Déploiements SAP : où en est-on dix ans après ?

Si les études autour de la mise en place d’un logiciel de gestion intégré SAP abondent, rares sont celles qui abordent les enjeux post-déploiement, en particulier la question de l’appropriation, pourtant stratégique. Il s’agit en effet de donner aux utilisateurs les moyens d’utiliser le PGI dans son plein potentiel, autrement dit d’appliquer les processus de la meilleure façon possible.

Nous publions en exclusivité les principaux enseignements des retours d’expériences de quinze grandes entreprises, interrogées par le cabinet de conseil Advese. Le cabinet de conseil en management et stratégie Advese, qui intervient auprès des directions financières et des directions des systèmes d’information, a choisi d’étudier les pratiques des entreprises dans ce domaine, en lançant fin 2011 une enquête sur l’appropriation du PGI SAP dans les grands comptes.

Pour réaliser cette étude, une quinzaine d’organisations utilisatrices de SAP ont été consultées. Issues de secteurs variés, la plupart d’entre elles ont un chiffre d’affaire qui avoisine ou dépasse le milliard d’euros.

Interrogées sur leurs pratiques en termes d’appropriation, les entreprises décrivent principalement des actions relevant de l’accompagnement au changement. Il s’agit notamment :

  • de communiquer ;
  • de revoir les modes de travail et les processus existants ;
  • de former les utilisateurs à l’outil ;
  • de les former aux nouvelles règles de gestion et aux nouveaux processus métiers ;
  • de s’assurer que les fonctionnalités SAP sont comprises et correctement mises en œuvre par un accompagnement post-démarrage (hotline spécifique, forums, etc.) ;
  • de s’assurer qu’on choisit bien la solution optimale (support à la recette).

La plupart de ces actions sont concentrées sur les phases de démarrage. En exploitation, les priorités deviennent la maîtrise et l’optimisation des applications et les actions d’appropriation font alors la part belle au support.

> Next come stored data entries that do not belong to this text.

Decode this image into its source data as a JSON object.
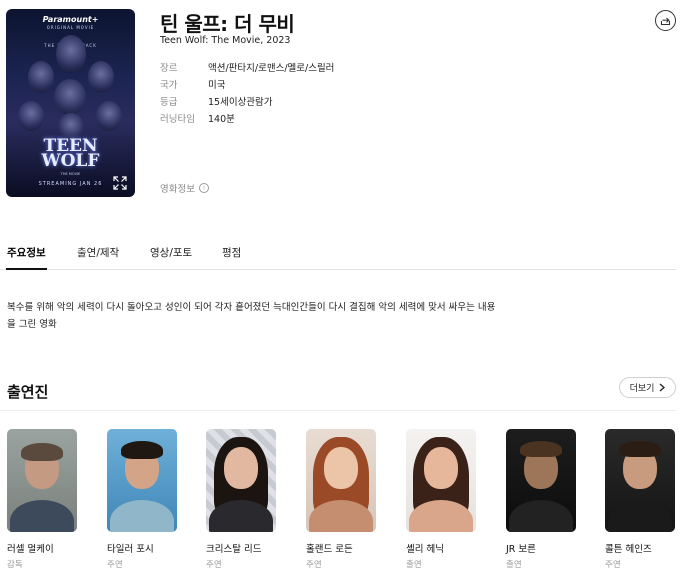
{
  "movie": {
    "title_ko": "틴 울프: 더 무비",
    "title_en": "Teen Wolf: The Movie, 2023",
    "poster": {
      "brand": "Paramount+",
      "brand_sub": "ORIGINAL MOVIE",
      "tagline": "THE PACK IS BACK",
      "title_line1": "TEEN",
      "title_line2": "WOLF",
      "title_sub": "THE MOVIE",
      "streaming": "STREAMING JAN 26"
    },
    "meta": [
      {
        "label": "장르",
        "value": "액션/판타지/로맨스/멜로/스릴러"
      },
      {
        "label": "국가",
        "value": "미국"
      },
      {
        "label": "등급",
        "value": "15세이상관람가"
      },
      {
        "label": "러닝타임",
        "value": "140분"
      }
    ],
    "movie_info_label": "영화정보",
    "info_icon_symbol": "!"
  },
  "tabs": [
    {
      "label": "주요정보",
      "active": true
    },
    {
      "label": "출연/제작",
      "active": false
    },
    {
      "label": "영상/포토",
      "active": false
    },
    {
      "label": "평점",
      "active": false
    }
  ],
  "synopsis": "복수를 위해 악의 세력이 다시 돌아오고 성인이 되어 각자 흩어졌던 늑대인간들이 다시 결집해 악의 세력에 맞서 싸우는 내용을 그린 영화",
  "cast_section": {
    "title": "출연진",
    "more_label": "더보기",
    "members": [
      {
        "name": "러셀 멀케이",
        "role": "감독"
      },
      {
        "name": "타일러 포시",
        "role": "주연"
      },
      {
        "name": "크리스탈 리드",
        "role": "주연"
      },
      {
        "name": "홀랜드 로든",
        "role": "주연"
      },
      {
        "name": "셸리 헤닉",
        "role": "출연"
      },
      {
        "name": "JR 보른",
        "role": "출연"
      },
      {
        "name": "콜튼 헤인즈",
        "role": "주연"
      }
    ]
  },
  "icons": {
    "share": "share-icon",
    "expand": "expand-icon",
    "info": "info-icon",
    "chevron": "chevron-right-icon"
  },
  "colors": {
    "text": "#111111",
    "muted": "#8a8a8a",
    "divider": "#e3e3e3"
  }
}
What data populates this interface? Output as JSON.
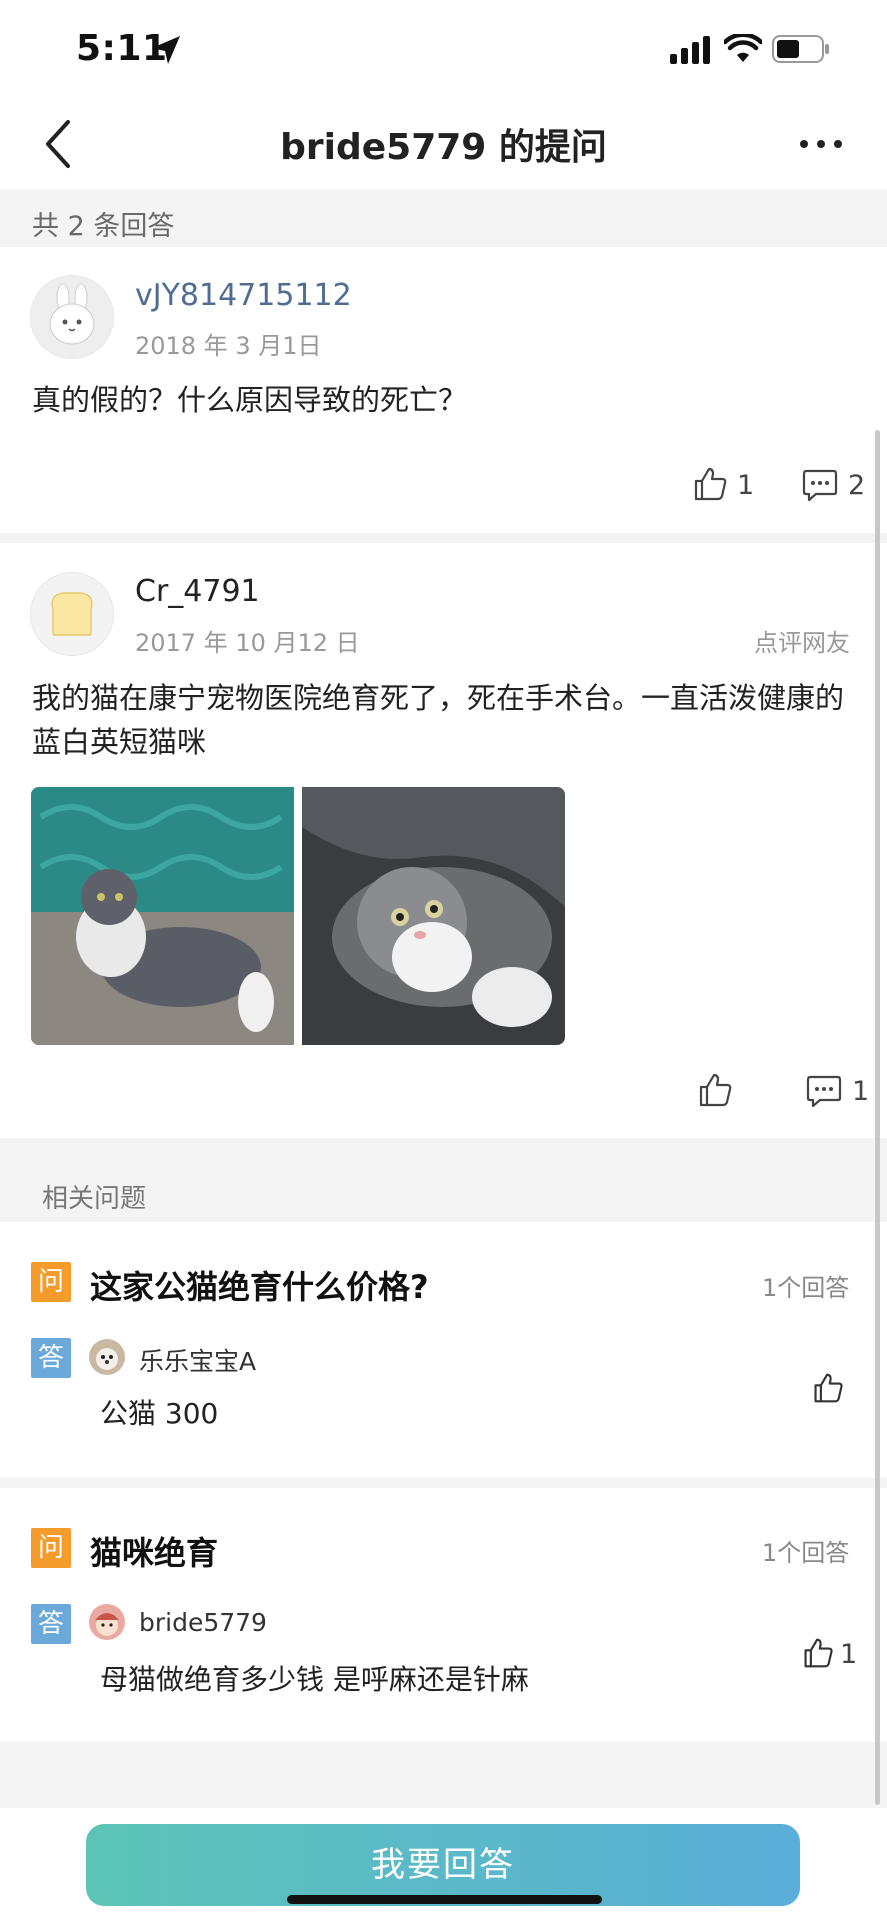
{
  "status": {
    "time": "5:11"
  },
  "nav": {
    "title": "bride5779 的提问"
  },
  "answers_count": "共 2 条回答",
  "answers": [
    {
      "username": "vJY814715112",
      "date": "2018 年 3 月1日",
      "text": "真的假的？什么原因导致的死亡？",
      "likes": "1",
      "comments": "2"
    },
    {
      "username": "Cr_4791",
      "date": "2017 年 10 月12 日",
      "source": "点评网友",
      "text": "我的猫在康宁宠物医院绝育死了，死在手术台。一直活泼健康的蓝白英短猫咪",
      "likes": "",
      "comments": "1"
    }
  ],
  "related": {
    "header": "相关问题",
    "items": [
      {
        "q_tag": "问",
        "title": "这家公猫绝育什么价格?",
        "count": "1个回答",
        "a_tag": "答",
        "user": "乐乐宝宝A",
        "answer": "公猫 300",
        "likes": ""
      },
      {
        "q_tag": "问",
        "title": "猫咪绝育",
        "count": "1个回答",
        "a_tag": "答",
        "user": "bride5779",
        "answer": "母猫做绝育多少钱 是呼麻还是针麻",
        "likes": "1"
      }
    ]
  },
  "bottom": {
    "answer_button": "我要回答"
  },
  "colors": {
    "accent_start": "#5cc4b6",
    "accent_end": "#5aaed8",
    "q_tag": "#f39c2c",
    "a_tag": "#6aa9d9",
    "link_blue": "#4f6d92"
  }
}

Généralement, le management est conscient de l’importance de l’appropriation, même si le sujet n’est pas toujours identifié comme tel. En revanche, l’enjeu ne remonte pas toujours au niveau de la direction générale, restant au niveau des directions métiers. Cette perception à géométrie variable de l’appropriation n’est pas sans conséquences. Même quand l’enjeu est bien identifié et le management impliqué, il n’existe pas toujours de stratégie bien définie pour gérer l’appropriation.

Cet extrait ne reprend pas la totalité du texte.